LaCue began teasing upcoming music in early July 2018 on Twitter, eventually releasing Florida Man on Monday, July 9, the title track to a mixtape that released on July 13, 2018. LaCue dedicated the project to his late grandmother, with a goal of inspiring unity within his city, as his grandmother did for his family.
He explained in an interview with DJBooth: When I started asking questions, that's when I realized what her legacy was about. She had three daughters; all the men in their lives abandoned them. She said, "No matter what, I'm gonna keep my daughters together. I'm gonna dedicate my life to keeping my family together." I didn't get to say goodbye to her, and that was my peace. I'm gonna start with this, this is the first place that I could think of that I could keep together.

== Artistry ==

You can hear how hungry QuESt is to succeed in every verse. There's no throwaway lines, no bar wasted. It's as if he sees every bass kick and high-hat as another chance to give the listener a piece of his story. Where a lot of artists are making club bangers that feel empty and contrived, QuESt's songs feel like they come from a place of true inspiration and meaning, where every line is substantial in its own way.
— HotNewHipHop

In a Rehab Magazine article, the author notes LaCue's ability of storytelling calling his lyrics "unapologetic and true to his narrative". In the article, Sylvan also explains how he matured as an artist after suffering from a "Drake effect", hoping he could make sudden success with his music.

He explained:

Had I gotten any monetary success early on I wouldn't have known what to do with it and I would've sabotaged myself as an artist. I'm grateful that God really allowed me to fail the amount of times I failed so I could learn.

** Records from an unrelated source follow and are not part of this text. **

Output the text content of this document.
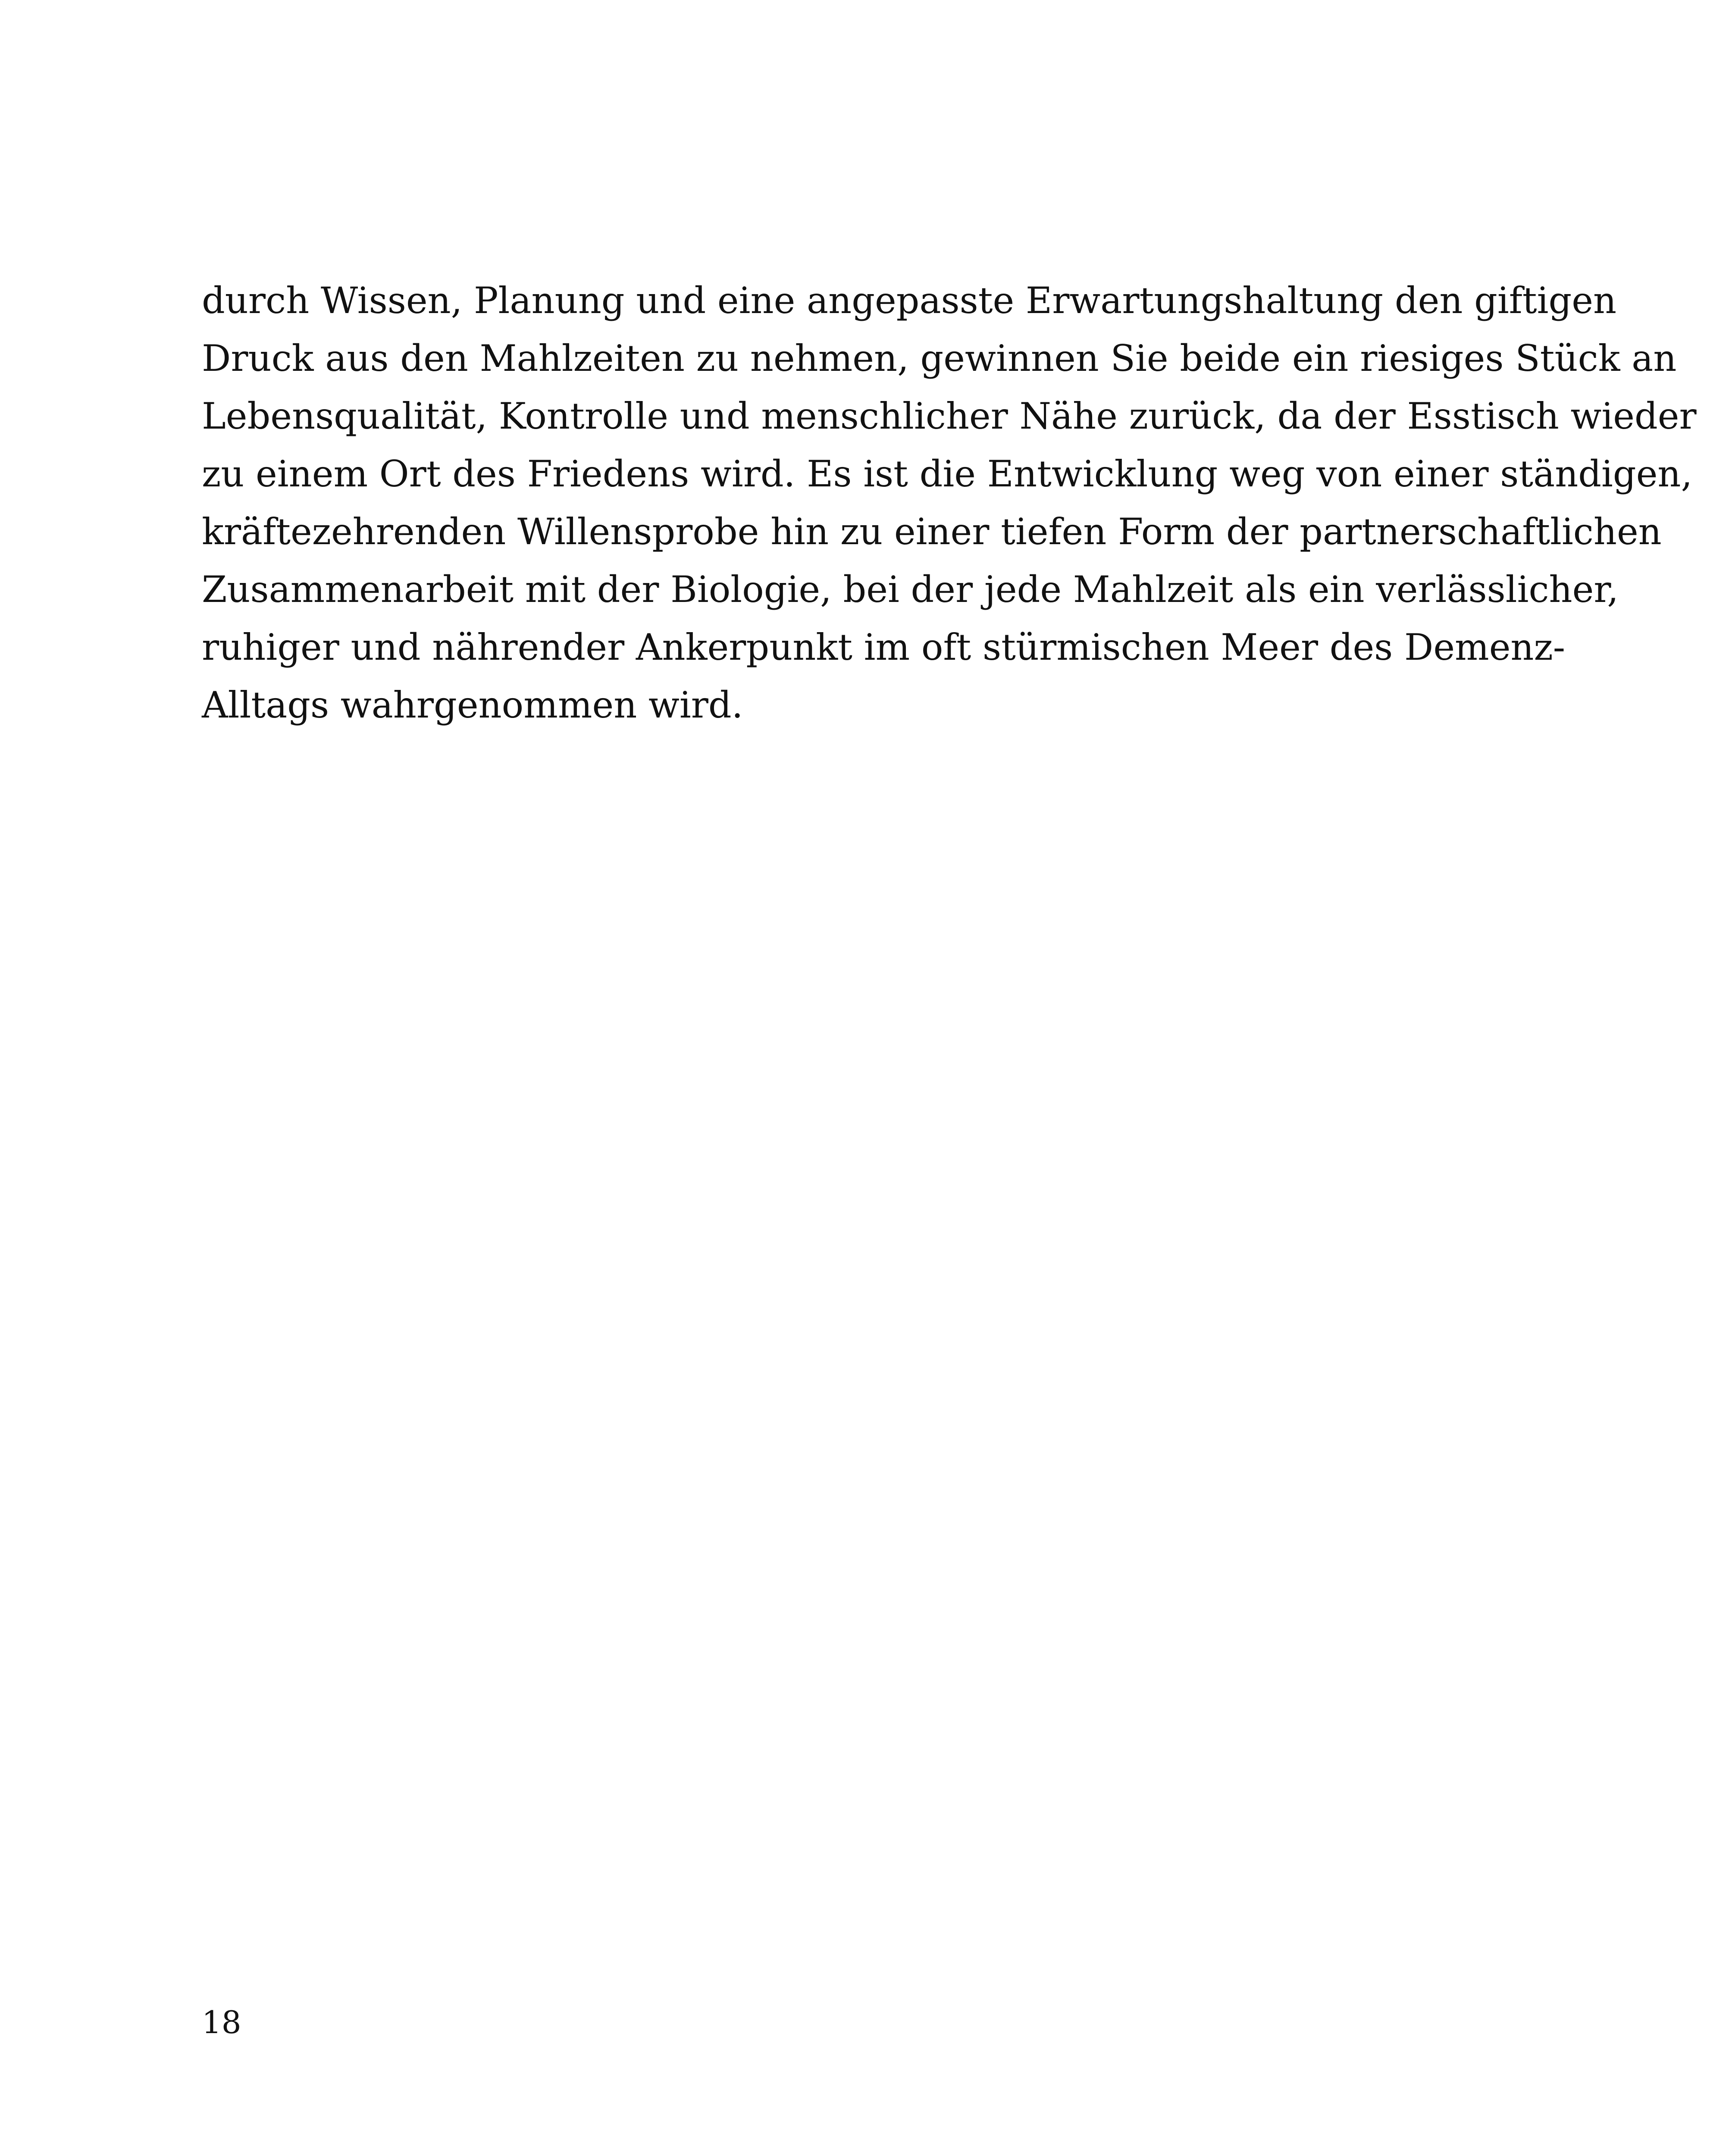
durch Wissen, Planung und eine angepasste Erwartungshaltung den giftigen
Druck aus den Mahlzeiten zu nehmen, gewinnen Sie beide ein riesiges Stück an
Lebensqualität, Kontrolle und menschlicher Nähe zurück, da der Esstisch wieder
zu einem Ort des Friedens wird. Es ist die Entwicklung weg von einer ständigen,
kräftezehrenden Willensprobe hin zu einer tiefen Form der partnerschaftlichen
Zusammenarbeit mit der Biologie, bei der jede Mahlzeit als ein verlässlicher,
ruhiger und nährender Ankerpunkt im oft stürmischen Meer des Demenz-
Alltags wahrgenommen wird.
18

The storytelling and narratives have been compared to Kendrick Lamar's debut Good Kid, M.A.A.D City and classics from Masta Ace and Prince Paul.

HotNewHipHop describes LaCue as having a similar voice and inflection as Smoke DZA, though having a "consistently faster" flow. They say his lyrics are flexible, switching his rhyming style to the beat of the music.

His delivery is described as "very aggressive and brash, but not in a barking or yelling sense". He also sings, contributing vocals on many of his own hooks.

LaCue has been known to give fans an intimate look into his thought process, producing VSCO journals and meeting with fans in various cities to preview new music over conversation and coffee.

=== Influences ===
LaCue stated at a young age he heard the Nas song "You're Da Man" off of Stillmatic and "just connected to it". He also says that he was a fan of Big Pun, Canibus, Lupe Fiasco, Common, Jay-Z, Kanye West, Coldplay, Red Hot Chili Peppers and R. Kelly. Previous influences included Childish Gambino and his Camp album, as well as Kendrick Lamar.

However, while recording Apologies in Advance, he cut out all rap, choosing to listen to artists like Michael Jackson, Coldplay, James Blake, Sade and The Hics instead

== Personal life ==
In April 2024, LaCue announced that he had been diagnosed with lung cancer.

== Discography ==
=== Studio albums ===
- Far From Familiar (2016)
- Apologies in Advance (2018)

=== Mixtapes ===
- Mind on Blast Vol. 1 (2008)
- Mind on Blast Vol. 2 (2008)
- Where's My Rhymebook? (2008)
- The Reinforcements (2009)
- Distant Travels Into Soul Theory (2009)
- Broken Headphones (2009)
- How Thoughtful (2010)
- The Reason: A Defense Mechanism (2011)
- Fear Not Failure (2012)
- Searching Sylvan (2014)
- Florida Man (2018)
- No More Apologies DEMOS (2020)

=== EPs ===
- Evangeline EP (2015)
- Young Sylvan EP. 1 (2021)
- Young Sylvan EP. 2 (2021)
- Young Sylvan EP. 3 (2021)

== Awards and nominations ==
In March 2015, LaCue was nominated to be on the XXL annual Top 10 Freshmen list, which features artists to watch out for and that are on the rise which are shown on the cover of the "Freshman Class" issue of XXL.